10     89 Courtenay Place Ltd v Portland Wines Ltd [2016] NZHC 158.

[17]              There are sound policy principles why a solicitor rather than an officer of a company should act for the company in commencing and continuing civil litigation, including:11

(a)a company is not a natural person and may have a number of officers, each with their own individual concerns and interests;

(b)a solicitor is ethically constrained to represent the company’s interests, unlike an individual officer who seeks to represent it;

(c)if a solicitor is involved, the Court can generally be satisfied that careful attention has been given to the validity of the proceedings and that the company’s interests will be adequately preserved and protected;

(d)solicitors recognise the duties and responsibilities that are owed to the Court and to the defendant in the conduct of litigation, and are less likely to require indulgences in the rules of procedure or to use Court processes for vexatious purposes;

(e)the Court must have a solicitor on the record as it cannot exercise its disciplinary powers over a company;

(f)if a director or shareholder is representing the company there is a heightened risk that the representative will lack the objectivity that an independent solicitor can bring to the case.

[18]              Ms Dai submits that, according to the G J Mannix Ltd case, the Courts have a discretion to depart from the general rule when there are “exceptional circumstances”. However, having reviewed the decision of the District Court that Ms Dai proposes to appeal, I consider there is nothing exceptional about the present case to justify any departure from the general rule.


11     Commissioner of Inland Revenue v Chesterfields, above n 9, at [34].

[19]              Rather, having reviewed the documentation filed by Ms Dai, and having regard to her approach in dealing with the Deputy Registrar, I consider that Cosmo Holdings’ proposed second appeal would greatly benefit from a lawyer’s involvement for the reasons outlined in principles [17](c), [17](d) and [17](f) above.

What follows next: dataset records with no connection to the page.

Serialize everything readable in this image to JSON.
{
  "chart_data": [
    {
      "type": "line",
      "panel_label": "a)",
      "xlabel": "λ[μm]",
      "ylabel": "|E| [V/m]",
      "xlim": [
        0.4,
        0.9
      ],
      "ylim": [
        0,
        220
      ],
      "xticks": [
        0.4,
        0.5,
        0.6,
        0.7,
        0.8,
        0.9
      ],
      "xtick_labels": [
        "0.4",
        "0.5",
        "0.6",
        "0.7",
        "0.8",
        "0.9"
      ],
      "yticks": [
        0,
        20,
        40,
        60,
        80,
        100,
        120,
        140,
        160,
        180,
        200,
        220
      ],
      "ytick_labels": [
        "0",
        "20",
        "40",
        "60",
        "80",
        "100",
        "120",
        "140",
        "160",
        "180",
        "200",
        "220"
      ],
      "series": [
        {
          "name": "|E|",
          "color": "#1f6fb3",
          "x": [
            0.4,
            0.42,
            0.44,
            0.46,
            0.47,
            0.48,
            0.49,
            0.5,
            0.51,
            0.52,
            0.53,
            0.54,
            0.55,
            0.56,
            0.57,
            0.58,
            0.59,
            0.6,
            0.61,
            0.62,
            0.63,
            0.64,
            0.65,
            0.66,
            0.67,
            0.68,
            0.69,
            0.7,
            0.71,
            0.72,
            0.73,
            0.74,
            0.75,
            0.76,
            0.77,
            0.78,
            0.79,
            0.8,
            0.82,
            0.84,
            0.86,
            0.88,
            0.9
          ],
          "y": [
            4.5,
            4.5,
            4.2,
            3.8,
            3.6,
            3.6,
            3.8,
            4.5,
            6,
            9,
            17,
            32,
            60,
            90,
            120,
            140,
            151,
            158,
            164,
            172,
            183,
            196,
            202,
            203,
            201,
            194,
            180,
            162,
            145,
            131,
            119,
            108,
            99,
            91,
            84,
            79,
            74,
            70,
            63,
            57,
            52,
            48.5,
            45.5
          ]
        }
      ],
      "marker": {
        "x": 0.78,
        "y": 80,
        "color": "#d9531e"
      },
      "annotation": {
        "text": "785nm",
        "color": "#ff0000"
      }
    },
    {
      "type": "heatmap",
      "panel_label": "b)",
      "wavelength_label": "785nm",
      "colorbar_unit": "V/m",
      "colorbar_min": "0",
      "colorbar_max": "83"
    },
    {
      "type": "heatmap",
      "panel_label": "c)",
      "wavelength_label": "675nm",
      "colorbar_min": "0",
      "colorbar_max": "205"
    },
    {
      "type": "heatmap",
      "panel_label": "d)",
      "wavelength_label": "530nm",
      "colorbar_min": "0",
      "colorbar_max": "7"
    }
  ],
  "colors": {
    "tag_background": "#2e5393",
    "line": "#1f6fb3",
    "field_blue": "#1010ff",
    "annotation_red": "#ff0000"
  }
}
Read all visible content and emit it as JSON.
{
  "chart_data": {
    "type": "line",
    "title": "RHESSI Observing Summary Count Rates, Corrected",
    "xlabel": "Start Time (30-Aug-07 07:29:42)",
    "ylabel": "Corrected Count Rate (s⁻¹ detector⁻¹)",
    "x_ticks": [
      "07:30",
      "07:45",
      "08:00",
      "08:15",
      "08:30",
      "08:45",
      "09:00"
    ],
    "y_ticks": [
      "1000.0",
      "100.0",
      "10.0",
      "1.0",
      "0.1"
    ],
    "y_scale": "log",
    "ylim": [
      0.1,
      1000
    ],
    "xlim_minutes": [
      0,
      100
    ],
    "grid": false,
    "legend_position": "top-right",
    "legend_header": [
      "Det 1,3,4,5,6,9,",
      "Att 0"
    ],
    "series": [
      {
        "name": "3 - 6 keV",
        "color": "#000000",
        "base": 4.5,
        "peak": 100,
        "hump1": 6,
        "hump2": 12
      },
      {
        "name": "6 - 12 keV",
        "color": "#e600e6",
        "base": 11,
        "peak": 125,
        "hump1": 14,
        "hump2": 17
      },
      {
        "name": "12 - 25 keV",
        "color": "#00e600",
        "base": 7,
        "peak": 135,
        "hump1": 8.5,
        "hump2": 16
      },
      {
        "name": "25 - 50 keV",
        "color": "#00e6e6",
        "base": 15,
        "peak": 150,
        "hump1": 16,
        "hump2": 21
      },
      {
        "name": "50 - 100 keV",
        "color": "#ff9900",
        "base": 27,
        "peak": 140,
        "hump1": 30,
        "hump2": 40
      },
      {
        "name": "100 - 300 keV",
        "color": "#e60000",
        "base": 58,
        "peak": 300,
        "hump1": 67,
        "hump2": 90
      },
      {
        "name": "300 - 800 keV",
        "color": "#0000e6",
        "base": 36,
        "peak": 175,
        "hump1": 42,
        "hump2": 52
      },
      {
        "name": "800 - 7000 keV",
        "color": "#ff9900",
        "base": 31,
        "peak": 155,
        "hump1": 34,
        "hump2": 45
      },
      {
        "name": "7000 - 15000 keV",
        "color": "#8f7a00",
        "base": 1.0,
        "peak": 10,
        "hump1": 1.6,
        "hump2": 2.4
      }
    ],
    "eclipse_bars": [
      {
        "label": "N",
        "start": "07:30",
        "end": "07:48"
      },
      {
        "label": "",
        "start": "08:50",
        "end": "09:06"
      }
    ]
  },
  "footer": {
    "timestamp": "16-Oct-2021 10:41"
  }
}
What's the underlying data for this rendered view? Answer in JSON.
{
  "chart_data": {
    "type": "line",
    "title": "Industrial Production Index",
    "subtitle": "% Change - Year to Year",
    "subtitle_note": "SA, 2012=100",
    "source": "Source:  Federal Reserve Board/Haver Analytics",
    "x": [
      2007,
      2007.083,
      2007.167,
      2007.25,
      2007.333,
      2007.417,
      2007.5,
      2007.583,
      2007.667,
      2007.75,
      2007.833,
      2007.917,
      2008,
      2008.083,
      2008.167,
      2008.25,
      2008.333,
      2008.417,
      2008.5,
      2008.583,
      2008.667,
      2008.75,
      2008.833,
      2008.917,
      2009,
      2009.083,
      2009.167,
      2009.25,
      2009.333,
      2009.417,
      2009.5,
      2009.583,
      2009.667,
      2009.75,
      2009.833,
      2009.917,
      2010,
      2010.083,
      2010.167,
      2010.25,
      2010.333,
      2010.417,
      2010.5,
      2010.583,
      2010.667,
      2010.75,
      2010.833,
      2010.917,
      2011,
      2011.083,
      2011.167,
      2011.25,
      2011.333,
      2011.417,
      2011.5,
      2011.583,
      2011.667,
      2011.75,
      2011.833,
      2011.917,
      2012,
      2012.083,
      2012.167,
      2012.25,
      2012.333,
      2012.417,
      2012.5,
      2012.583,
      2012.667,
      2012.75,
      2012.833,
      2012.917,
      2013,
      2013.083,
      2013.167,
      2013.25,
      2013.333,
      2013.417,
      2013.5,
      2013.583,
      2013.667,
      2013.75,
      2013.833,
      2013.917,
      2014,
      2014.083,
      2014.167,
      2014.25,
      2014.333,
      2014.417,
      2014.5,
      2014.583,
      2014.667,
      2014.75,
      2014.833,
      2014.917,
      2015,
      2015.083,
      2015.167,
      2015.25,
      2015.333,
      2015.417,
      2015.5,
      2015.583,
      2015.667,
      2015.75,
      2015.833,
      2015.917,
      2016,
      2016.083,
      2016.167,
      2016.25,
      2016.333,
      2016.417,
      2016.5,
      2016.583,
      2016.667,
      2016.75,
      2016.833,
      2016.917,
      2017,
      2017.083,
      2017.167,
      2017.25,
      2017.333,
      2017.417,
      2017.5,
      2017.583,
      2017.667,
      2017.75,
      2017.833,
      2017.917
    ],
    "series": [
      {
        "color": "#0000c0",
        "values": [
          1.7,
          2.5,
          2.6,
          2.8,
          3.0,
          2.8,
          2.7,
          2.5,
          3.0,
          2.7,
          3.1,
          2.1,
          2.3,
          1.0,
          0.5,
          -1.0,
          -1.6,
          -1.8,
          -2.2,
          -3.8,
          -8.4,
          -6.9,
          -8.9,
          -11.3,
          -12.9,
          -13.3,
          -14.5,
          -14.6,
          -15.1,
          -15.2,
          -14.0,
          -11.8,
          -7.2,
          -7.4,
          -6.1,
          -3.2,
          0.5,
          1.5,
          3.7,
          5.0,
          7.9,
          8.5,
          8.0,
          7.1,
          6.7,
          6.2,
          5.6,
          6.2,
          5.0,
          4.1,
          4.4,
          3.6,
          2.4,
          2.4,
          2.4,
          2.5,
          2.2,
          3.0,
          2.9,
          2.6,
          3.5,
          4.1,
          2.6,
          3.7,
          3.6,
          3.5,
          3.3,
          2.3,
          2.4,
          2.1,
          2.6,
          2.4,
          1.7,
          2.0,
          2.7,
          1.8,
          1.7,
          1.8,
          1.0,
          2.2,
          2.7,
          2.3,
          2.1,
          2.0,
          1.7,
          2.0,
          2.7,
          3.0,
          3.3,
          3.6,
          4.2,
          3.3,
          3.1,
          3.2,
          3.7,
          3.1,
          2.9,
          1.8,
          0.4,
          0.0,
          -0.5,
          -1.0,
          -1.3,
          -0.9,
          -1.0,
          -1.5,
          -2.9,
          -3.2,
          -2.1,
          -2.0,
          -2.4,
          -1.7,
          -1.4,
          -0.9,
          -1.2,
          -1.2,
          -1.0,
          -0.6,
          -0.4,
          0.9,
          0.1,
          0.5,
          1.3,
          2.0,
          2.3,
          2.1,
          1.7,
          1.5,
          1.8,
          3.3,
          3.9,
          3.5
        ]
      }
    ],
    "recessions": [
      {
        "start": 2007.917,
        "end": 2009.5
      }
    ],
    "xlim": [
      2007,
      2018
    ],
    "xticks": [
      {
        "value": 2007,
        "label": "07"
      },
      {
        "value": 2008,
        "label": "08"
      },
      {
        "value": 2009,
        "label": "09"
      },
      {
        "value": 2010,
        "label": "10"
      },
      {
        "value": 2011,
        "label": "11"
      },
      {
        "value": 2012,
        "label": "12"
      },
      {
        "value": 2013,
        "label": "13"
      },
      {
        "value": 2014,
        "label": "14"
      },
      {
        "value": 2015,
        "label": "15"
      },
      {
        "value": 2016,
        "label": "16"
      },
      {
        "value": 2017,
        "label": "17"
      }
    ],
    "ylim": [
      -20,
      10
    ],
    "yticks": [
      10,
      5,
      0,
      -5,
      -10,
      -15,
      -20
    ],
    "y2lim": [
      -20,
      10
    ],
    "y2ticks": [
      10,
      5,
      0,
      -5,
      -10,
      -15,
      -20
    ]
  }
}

[20]              Ms Dai identified a case which she says supports her claim that the High Court commonly allows companies to be represented by their directors in appeals from the Tenancy Tribunal. However, I note that in that case the Judge pointed out that the company ought to have been represented by a solicitor but had been granted a “significant indulgence in being permitted to be represented by an individual rather than a solicitor”.12 No satisfactory basis has been identified for Cosmo Holdings to be permitted a similar indulgence in the present case.

[21]              None of the other grounds for review of the Deputy Registrar’s decision identified by Ms Dai have any merit. Cosmo Holdings may appeal the District Court’s decision to the High Court on a question of law.13 However, it will need to instruct a lawyer to file compliant appeal documentation and represent it.

[22]              As Associate Judge Smith identified in 89 Courtenay Place Ltd v Portland Wines Ltd:14

… a company is deemed in law to be a separate legal “person” from its directors and shareholders. That separate legal statutes provide advantages for the individual shareholders, as they will generally not be personally liable for the company’s debts (beyond the amount of share capital they have agreed to subscribe). But creating a company as a separate legal person also has consequences, and one of them is that filing Court documents and representing the company in Court is generally the preserve of solicitors and barristers qualified under the Lawyers and Conveyancers Act 2006.

[23]              Accordingly, in my view the Deputy Registrar was correct to reject Ms Dai’s documents for filing. It follows also that there is no basis for any order for a stay of the proceeding.


12     Whakatihi v Rent Assured Rotorua Ltd, above n 5.

13     Residential Tenancies Act 1986, s 119.

14     89 Courtenay Place Ltd v Portland Wines Ltd, above n 10, at [16].

Result

[24]              Ms Dai’s application for review of the Deputy Registrar’s decision is dismissed.